Primary SpectroSERVER hanging with high cpu

Document ID : KB000008197
Last Modified Date : 14/02/2018
Show Technical Document Details
Issue:

The Primary SpectroSERVER is hanging and showing high cpu. Tomcat disconnects and will not fail over to the Secondary SpectroSERVER

Cause:

If the Primary SpectroSERVER is busy processing trap related events, it could cause high cpu to the point where the SpectroSERVER stops responding to client requests which could then result in OneClick disconnecting and preventing OneClick from failing over to the Secondary SpectroSERVER.

Resolution:

Check the Archive Manager DDM database for models that are logging a high number of events by doing the following:

1. Log into the SpectroSERVER system as the user that owns the Spectrum installation

2. If on Windows, start a bash shell by running "bash -login"

3. cd to the $SPECROOT/mysql/bin directory and enter the following command to print out the top 50 models logging the top 50 events where the start and end dates correspond to a 24 hour period in your environment where you are seeing the issue occur:

./mysql --defaults-file=../my-spectrum.cnf -uroot -proot ddmdb -e "select hex( type ), hex( e.model_h ), m.model_name, count( * ) as cnt from event e, model m where e.model_h = m.model_h and utime > UNIX_TIMESTAMP('2017-09-07 00:00:00') and utime < UNIX_TIMESTAMP('2017-09-08 00:00:00') group by type, e.model_h order by cnt desc limit 50"

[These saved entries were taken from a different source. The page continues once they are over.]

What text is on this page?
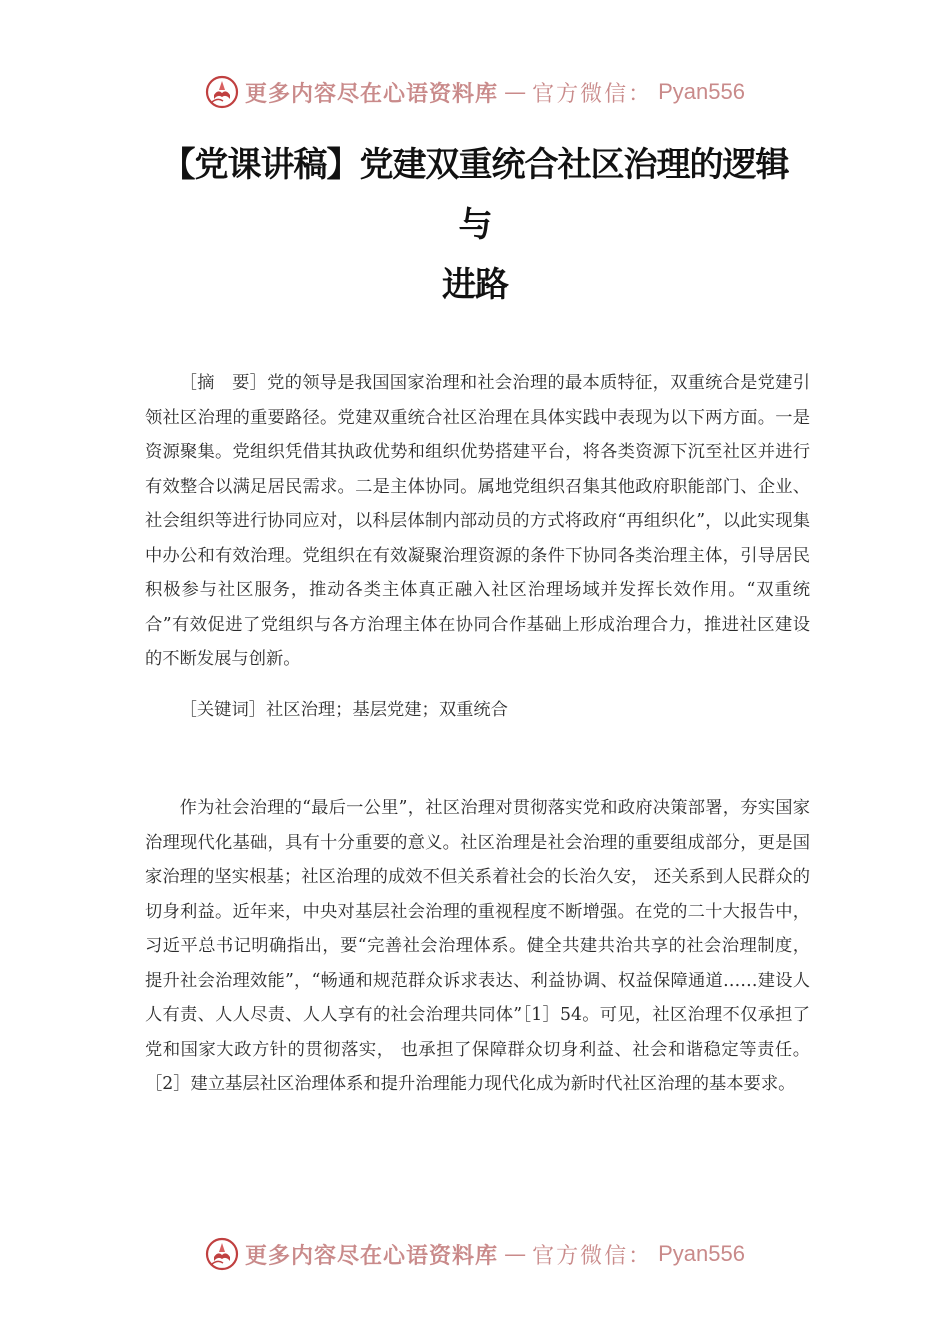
更多内容尽在心语资料库 — 官方微信： Pyan556
【党课讲稿】党建双重统合社区治理的逻辑
与
进路

［摘　要］党的领导是我国国家治理和社会治理的最本质特征，双重统合是党建引领社区治理的重要路径。党建双重统合社区治理在具体实践中表现为以下两方面。一是资源聚集。党组织凭借其执政优势和组织优势搭建平台，将各类资源下沉至社区并进行有效整合以满足居民需求。二是主体协同。属地党组织召集其他政府职能部门、企业、社会组织等进行协同应对，以科层体制内部动员的方式将政府“再组织化”，以此实现集中办公和有效治理。党组织在有效凝聚治理资源的条件下协同各类治理主体，引导居民积极参与社区服务，推动各类主体真正融入社区治理场域并发挥长效作用。“双重统合”有效促进了党组织与各方治理主体在协同合作基础上形成治理合力，推进社区建设的不断发展与创新。

［关键词］社区治理；基层党建；双重统合

作为社会治理的“最后一公里”，社区治理对贯彻落实党和政府决策部署，夯实国家治理现代化基础，具有十分重要的意义。社区治理是社会治理的重要组成部分，更是国家治理的坚实根基；社区治理的成效不但关系着社会的长治久安， 还关系到人民群众的切身利益。近年来，中央对基层社会治理的重视程度不断增强。在党的二十大报告中，习近平总书记明确指出，要“完善社会治理体系。健全共建共治共享的社会治理制度，提升社会治理效能”，“畅通和规范群众诉求表达、利益协调、权益保障通道……建设人人有责、人人尽责、人人享有的社会治理共同体”［1］54。可见，社区治理不仅承担了党和国家大政方针的贯彻落实， 也承担了保障群众切身利益、社会和谐稳定等责任。［2］建立基层社区治理体系和提升治理能力现代化成为新时代社区治理的基本要求。

更多内容尽在心语资料库 — 官方微信： Pyan556
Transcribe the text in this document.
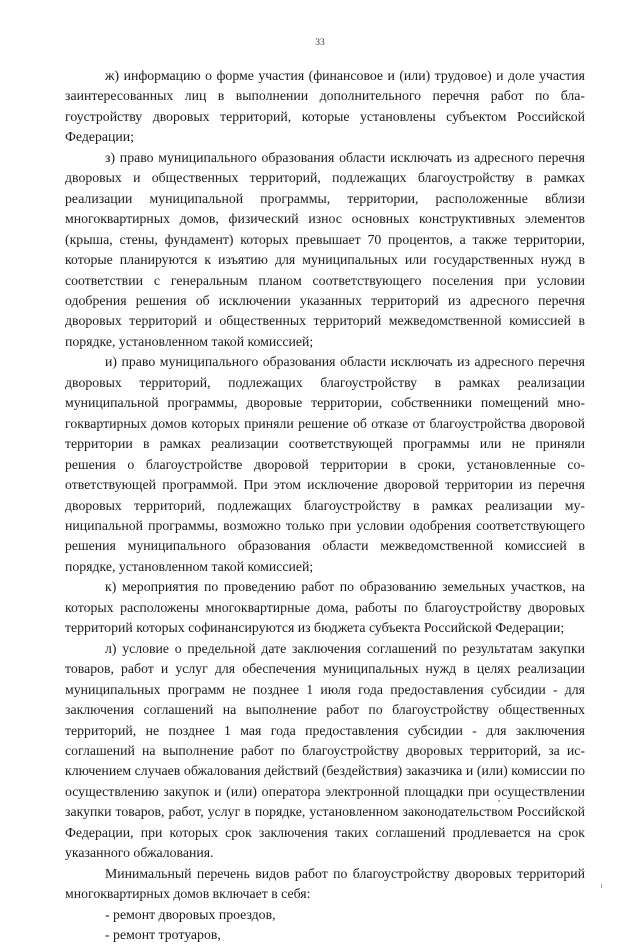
33

ж) информацию о форме участия (финансовое и (или) трудовое) и доле участия заинтересованных лиц в выполнении дополнительного перечня работ по благоустройству дворовых территорий, которые установлены субъектом Российской Федерации;

з) право муниципального образования области исключать из адресного перечня дворовых и общественных территорий, подлежащих благоустройству в рамках реализации муниципальной программы, территории, расположенные вблизи многоквартирных домов, физический износ основных конструктивных элементов (крыша, стены, фундамент) которых превышает 70 процентов, а также территории, которые планируются к изъятию для муниципальных или государственных нужд в соответствии с генеральным планом соответствующего поселения при условии одобрения решения об исключении указанных территорий из адресного перечня дворовых территорий и общественных территорий межведомственной комиссией в порядке, установленном такой комиссией;

и) право муниципального образования области исключать из адресного перечня дворовых территорий, подлежащих благоустройству в рамках реализации муниципальной программы, дворовые территории, собственники помещений многоквартирных домов которых приняли решение об отказе от благоустройства дворовой территории в рамках реализации соответствующей программы или не приняли решения о благоустройстве дворовой территории в сроки, установленные соответствующей программой. При этом исключение дворовой территории из перечня дворовых территорий, подлежащих благоустройству в рамках реализации муниципальной программы, возможно только при условии одобрения соответствующего решения муниципального образования области межведомственной комиссией в порядке, установленном такой комиссией;

к) мероприятия по проведению работ по образованию земельных участков, на которых расположены многоквартирные дома, работы по благоустройству дворовых территорий которых софинансируются из бюджета субъекта Российской Федерации;

л) условие о предельной дате заключения соглашений по результатам закупки товаров, работ и услуг для обеспечения муниципальных нужд в целях реализации муниципальных программ не позднее 1 июля года предоставления субсидии - для заключения соглашений на выполнение работ по благоустройству общественных территорий, не позднее 1 мая года предоставления субсидии - для заключения соглашений на выполнение работ по благоустройству дворовых территорий, за исключением случаев обжалования действий (бездействия) заказчика и (или) комиссии по осуществлению закупок и (или) оператора электронной площадки при осуществлении закупки товаров, работ, услуг в порядке, установленном законодательством Российской Федерации, при которых срок заключения таких соглашений продлевается на срок указанного обжалования.

Минимальный перечень видов работ по благоустройству дворовых территорий многоквартирных домов включает в себя:

- ремонт дворовых проездов,

- ремонт тротуаров,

The output will look similar to the following where the first column is the event id, the second column is the model handle, the third column is the model name and the fourth column is the number of events logged in the time period specified:

+-------------+------------------+--------------------------------------------------------+------+

| hex( type ) | hex( e.model_h ) | model_name                                             | cnt  |

+-------------+------------------+--------------------------------------------------------+------+

| 10F91       | 200000E          | SSPerformance                                          | 1440 |

| 4820002     | 200000E          | SSPerformance                                          | 1440 |

| 1022F       | 200000E          | SSPerformance                                          | 1440 |

| 1001D       | 2000278          | Sim30123:nslabcn501a.geico.net                         |   74 |

| 1001D       | 200006E          | Sim30123:nslabcn501a.geico.net                         |   29 |

| 10219       | 200006B          | Andy                                                   |   18 |

| 1021A       | 200006B          | Andy                                                   |   18 |

| 1001D       | 2000660          | Sim30017:vanor-nor-idf-1-01.mgmt.internal.das          |   12 |

 

4. You can then launch the Event Configuration editor, filter for the event id and display the "Trap Event" column in the Navigation panel to see if the top event id's are trap events:

778023_1.png

 If the high number of events are caused by traps from a few devices, determine why these devices are sending this volume of traps and address the issue at the device(s).